Buscando a Hemingway en los Cayos de Florida
Un viaje en coche por la US 1, de Miami a Key West, de cayo en cayo, de puente en puente, hasta la casa del autor de ‘El viejo y el mar’
Recuerdo cada uno de los libros de Hemingway que he leído, que creo que han sido todos. Y los cuentos, donde probablemente alcanza su mayor brillo. Algunas de sus frases forman parte de lo que soy. Por eso cada vez que he viajado a Miami he sentido la tentación de alquilar un coche y bajar por la US 1 hasta Cayo Hueso (Key West), donde el escritor vivió entre 1931 y 1939. El pasado diciembre, finalmente, lo hice. Ya era casi Navidad, aunque el calor y la humedad nos hicieran pensar lo contrario. Ya estaban encendidas las luces. El vuelo ha sido largo y a los 50 minutos paramos a cenar en Florida City, en el Red Lobster. No puedo decirles si el lugar es bueno o no. Son todos iguales: el aire acondicionado como si afuera se estuviera quemando algo, los calamares con salsa de tomate, la langosta a granel y las cosas fritas, y las salsas, y el vino caro y malo. Lo pasamos bien. Teníamos hambre y éramos novios. Y seguimos ruta.
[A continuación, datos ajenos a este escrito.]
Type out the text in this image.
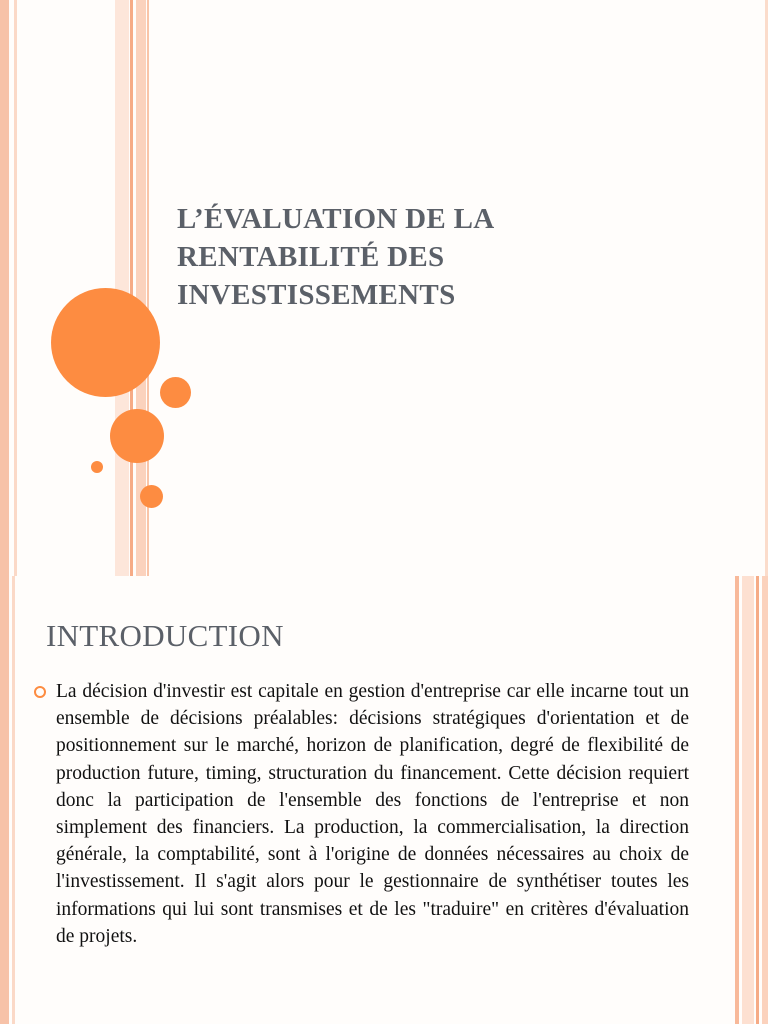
L’ÉVALUATION DE LA
RENTABILITÉ DES
INVESTISSEMENTS
INTRODUCTION

La décision d'investir est capitale en gestion d'entreprise car elle incarne tout un ensemble de décisions préalables: décisions stratégiques d'orientation et de positionnement sur le marché, horizon de planification, degré de flexibilité de production future, timing, structuration du financement. Cette décision requiert donc la participation de l'ensemble des fonctions de l'entreprise et non simplement des financiers. La production, la commercialisation, la direction générale, la comptabilité, sont à l'origine de données nécessaires au choix de l'investissement. Il s'agit alors pour le gestionnaire de synthétiser toutes les informations qui lui sont transmises et de les "traduire" en critères d'évaluation de projets.
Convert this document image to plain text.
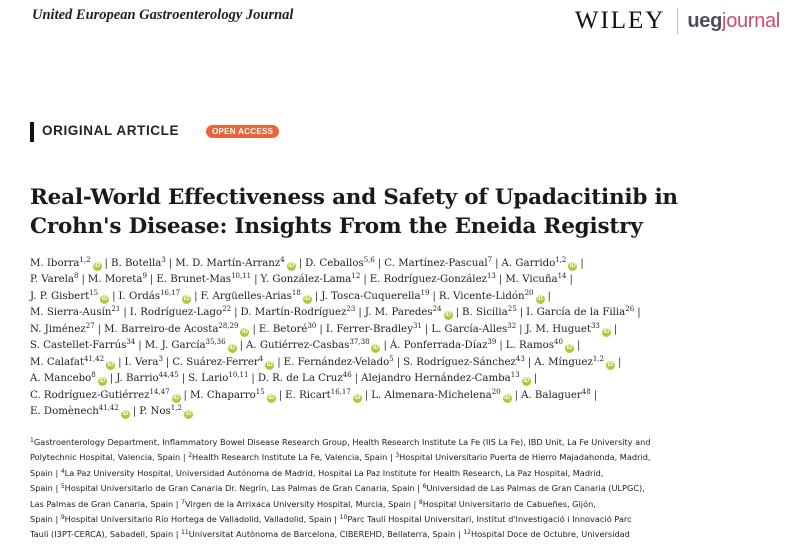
United European Gastroenterology Journal	WILEY uegjournal
ORIGINAL ARTICLE	OPEN ACCESS
Real-World Effectiveness and Safety of Upadacitinib in
Crohn's Disease: Insights From the Eneida Registry
M. Iborra$^{1,2}$iD | B. Botella$^3$ | M. D. Martín-Arranz$^4$iD | D. Ceballos$^{5,6}$ | C. Martínez-Pascual$^7$ | A. Garrido$^{1,2}$iD |
P. Varela$^8$ | M. Moreta$^9$ | E. Brunet-Mas$^{10,11}$ | Y. González-Lama$^{12}$ | E. Rodríguez-González$^{13}$ | M. Vicuña$^{14}$ |
J. P. Gisbert$^{15}$iD | I. Ordás$^{16,17}$iD | F. Argüelles-Arias$^{18}$iD | J. Tosca-Cuquerella$^{19}$ | R. Vicente-Lidón$^{20}$iD |
M. Sierra-Ausín$^{21}$ | I. Rodríguez-Lago$^{22}$ | D. Martín-Rodríguez$^{23}$ | J. M. Paredes$^{24}$iD | B. Sicilia$^{25}$ | I. García de la Filia$^{26}$ |
N. Jiménez$^{27}$ | M. Barreiro-de Acosta$^{28,29}$iD | E. Betoré$^{30}$ | I. Ferrer-Bradley$^{31}$ | L. García-Alles$^{32}$ | J. M. Huguet$^{33}$iD |
S. Castellet-Farrús$^{34}$ | M. J. García$^{35,36}$iD | A. Gutiérrez-Casbas$^{37,38}$iD | Á. Ponferrada-Díaz$^{39}$ | L. Ramos$^{40}$iD |
M. Calafat$^{41,42}$iD | I. Vera$^3$ | C. Suárez-Ferrer$^4$iD | E. Fernández-Velado$^5$ | S. Rodríguez-Sánchez$^{43}$ | A. Mínguez$^{1,2}$iD |
A. Mancebo$^8$iD | J. Barrio$^{44,45}$ | S. Lario$^{10,11}$ | D. R. de La Cruz$^{46}$ | Alejandro Hernández-Camba$^{13}$iD |
C. Rodríguez-Gutiérrez$^{14,47}$iD | M. Chaparro$^{15}$iD | E. Ricart$^{16,17}$iD | L. Almenara-Michelena$^{20}$iD | A. Balaguer$^{48}$ |
E. Domènech$^{41,42}$iD | P. Nos$^{1,2}$iD
$^1$Gastroenterology Department, Inflammatory Bowel Disease Research Group, Health Research Institute La Fe (IIS La Fe), IBD Unit, La Fe University and
Polytechnic Hospital, Valencia, Spain | $^2$Health Research Institute La Fe, Valencia, Spain | $^3$Hospital Universitario Puerta de Hierro Majadahonda, Madrid,
Spain | $^4$La Paz University Hospital, Universidad Autónoma de Madrid, Hospital La Paz Institute for Health Research, La Paz Hospital, Madrid,
Spain | $^5$Hospital Universitario de Gran Canaria Dr. Negrín, Las Palmas de Gran Canaria, Spain | $^6$Universidad de Las Palmas de Gran Canaria (ULPGC),
Las Palmas de Gran Canaria, Spain | $^7$Virgen de la Arrixaca University Hospital, Murcia, Spain | $^8$Hospital Universitario de Cabueñes, Gijón,
Spain | $^9$Hospital Universitario Río Hortega de Valladolid, Valladolid, Spain | $^{10}$Parc Taulí Hospital Universitari, Institut d'Investigació i Innovació Parc
Taulí (I3PT-CERCA), Sabadell, Spain | $^{11}$Universitat Autònoma de Barcelona, CIBEREHD, Bellaterra, Spain | $^{12}$Hospital Doce de Octubre, Universidad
El sueño nos detuvo en Cayo Largo, donde aquella película de John Huston con Bogart, Edward G. Robinson y la interminable Bacall. El camino es oscuro y las luces del hotel Marriott nos salvan de la duda de si habrá algo más allá de la madrugada. Y claro que lo hay: decenas de resorts y piscinas que uno, si no existiera el cansancio, bien haría en dejar atrás.
La noche luego es tan corta que dura todavía. La carretera se va estrechando. Se suceden los cayos mientras los restaurantes, las tiendas de licores, o de muebles, o de barcos, imposibles de distinguir las unas de los otros, van haciéndose también cada vez más pequeños. Llegamos al No Name Key, el cayo sin nombre, y serpenteando por una carretera apenas asfaltada encontramos una alegre casita que es el No Name Pub. Un lugar que uno no sabe cómo ha podido sobrevivir al más cobarde de los huracanes, y sin embargo ahí está, con su fritanga y sus propinas colgadas del techo.
Puesto de sol con 'bloody mary'
Ya casi estamos. Key West, Cayo Hueso, última parada. Nos alojamos en el Southernmost Inn, un pequeño motel muy bien situado y cuyas ventanas no se pueden abrir. Que todo esté a mano deja de importar. A mano se alcanza la calle Duval, donde uno encuentra todos los comercios y cierto aire a una disneylandia playera. Souvenirs, puros y tatuajes rodean la liturgia de una preciosa puesta de sol en el puerto, con música en directo y bloody maries bien mezclados.
La casa de Hemingway (907 Whitehead Street) es una de las más bonitas del cayo, y se alza discreta en una calle poco transitada. Pude comprobar, con mucho alivio, que la figura del escritor no se prostituye en las tiendas de alrededor. Temía ver tazas y lápices y calzoncillos y esponjas con la cara de Hemingway por todas partes, pero no fue así. La casa-museo, en cambio, sí me decepcionó. Portadas de las películas que se hicieron a partir de sus textos, libros de la época y alguna dudosa máquina de escribir decoran las caribeñas estancias. Nada que recuerde en esencia al gran escritor. Nada que emocione. Lo que más me gustó fue el cuarto de baño. Cuando volvimos a la ciudad teníamos un tatuaje cada uno, pero resultó que no habíamos visto casi nada. El cementerio de gatos, el escritorio con la silla y su Remington al lado. Nada. Pero Ernest Hemingway escribía de pie, con la petaca en la mano. Estoy seguro. Lo demás es mentira.
Pensar en él siempre me ha hecho perder un rato el miedo. Leerle me enseñó a escribir. Las frases cortas, las flores secas, las repeticiones casi musicales, la violencia como es violenta a veces una canción de amor. La teoría del iceberg; la elipsis en la que uno enseña muy poco y es el lector el que tiene que ver, o no.
Esta vez no supimos ver casi nada de lo que hay debajo del iceberg. Solo lo demás, que es suyo. Las horas de luz son desde entonces más cortas. Como las frases. Construyendo desastres y refugios. En cualquier orden.
Volvimos a Madrid y al bajar del avión aquí también estaban puestas las luces de Navidad. Suerte que lo que ya no puede ocurrir aún puede escribirse.
Pedro Letai es autor del poemario Todos los aviones (editorial Lastura).